A Business Model For Digital Creators? 3

We conclude with our series of the new world of the Freemium.

The essence of the model we are going to present is this: Give away what is abundant so you can charge for what is scarce.

In an information world information is abundant, nearing the point of zero cost.Nicholas Carr in his book The Big Switch, stated, "Google wants information to be free because as the cost of information falls it makes more money."  Anderson explains the pain in this transition in society towards "de-monetization" of society.
From the coal miners of Wales to the automotive workers of Detroit, this race to the cheapest, most efficient models has a real human toll.  As Jeff Zucker, the head of NBC Universal, put it, the TV industry is terrified of "trading analog dollars for digital pennies."  Yet there seems little he or anyone can do to stop it: TV is a scarcity business (there are only so many channels), but the Web is not.
 Like any other changing market, new winners are created and yesterday's leaders (if they do not change) will slip to obscurity.  The money has not been lost, it has been redistributed.  As Chris Anderson said, "Just because products are free doesn't mean that someone, somewhere, isn't making lots of money, or that lots of people aren't making a little money each."  Anderson continues,
The point is that the Internet, by giving everybody free access to a market of hundreds of millions of people globally, is a liquidity machine.  Because it reaches so many people, it can work at participation rates that would be a disaster in the traditional world of non-zero marginal costs.  YouTube works with just one in a thousand users uploading their own videos.  Spammers can make a fortune with response rates of one in a million.
Using the free to to shrink one industry while opening another one was called by Fred Wilson a "zero billion dollar business."  Past empires like Britannica are examples of this.  They were dramatically shrunk before encarta or wikipedia came along in 1993.
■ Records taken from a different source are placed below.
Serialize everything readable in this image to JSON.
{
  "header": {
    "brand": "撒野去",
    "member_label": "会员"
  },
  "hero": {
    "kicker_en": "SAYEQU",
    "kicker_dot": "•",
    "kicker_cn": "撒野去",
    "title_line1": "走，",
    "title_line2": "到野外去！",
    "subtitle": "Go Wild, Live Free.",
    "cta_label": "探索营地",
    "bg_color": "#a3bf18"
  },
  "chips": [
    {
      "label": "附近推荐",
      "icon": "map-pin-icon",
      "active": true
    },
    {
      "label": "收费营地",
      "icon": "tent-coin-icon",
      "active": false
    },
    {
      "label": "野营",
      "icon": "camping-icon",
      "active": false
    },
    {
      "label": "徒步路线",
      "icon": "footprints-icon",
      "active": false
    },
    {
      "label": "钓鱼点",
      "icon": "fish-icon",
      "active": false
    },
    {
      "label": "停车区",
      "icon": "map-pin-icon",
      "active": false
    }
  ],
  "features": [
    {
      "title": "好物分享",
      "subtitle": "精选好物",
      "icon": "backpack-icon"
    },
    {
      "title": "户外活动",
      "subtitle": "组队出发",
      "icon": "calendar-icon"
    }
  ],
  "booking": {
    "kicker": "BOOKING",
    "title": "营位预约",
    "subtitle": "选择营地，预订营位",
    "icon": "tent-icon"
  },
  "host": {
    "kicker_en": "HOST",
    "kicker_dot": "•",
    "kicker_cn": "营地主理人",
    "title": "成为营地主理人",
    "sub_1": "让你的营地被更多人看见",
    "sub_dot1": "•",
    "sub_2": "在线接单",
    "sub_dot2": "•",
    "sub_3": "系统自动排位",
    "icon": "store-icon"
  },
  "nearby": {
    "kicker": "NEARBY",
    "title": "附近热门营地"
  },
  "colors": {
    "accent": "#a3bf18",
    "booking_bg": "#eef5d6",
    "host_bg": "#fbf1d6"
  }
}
There is a paradox with this model of the free.  There are short -term negative consequences of de-monetization.  Companies like Google could destroy the very content makers that it uses to make its money from ads place in the web searches.  Anderson continues about Google,
...it needs those other companies to create information that it can then index, organize, and otherwise package to create its own business.  If digital free-demonetizes industries before new business models can re-monetize them, then everyone loses.
Pay What You Want
This "network effect" can work very well if one has the numbers to offer a free model where the user can contribute what he thinks the product is worth.  Radiohead did this with their famous event in 2007 where they offered for free with the announcement that their album "In Rainbows" would be available for just the credit card fee.   The results were spectacular. Radiohead.  They sold 1.2million copies.  They made more money from this album since they had no middleman, no record company to share the income with.  Radiohead was not the first artist to do this.  Prince offered his album 3121 for free in the UK.  It sold 73,000 copies this way.  Some movie theaters have offered this on selected movies.  Panera Bread tried this in 2010 with selected restaurants where people were asked to pay what they wished for the food and put the rest of the money in a box to feed the needy and poor.

Is there a magic business model for the new digital age?  Not yet.  There may never be just one.  But that such business models are necessary and will be invented is for certain.  Maybe you will be the one who will discover one.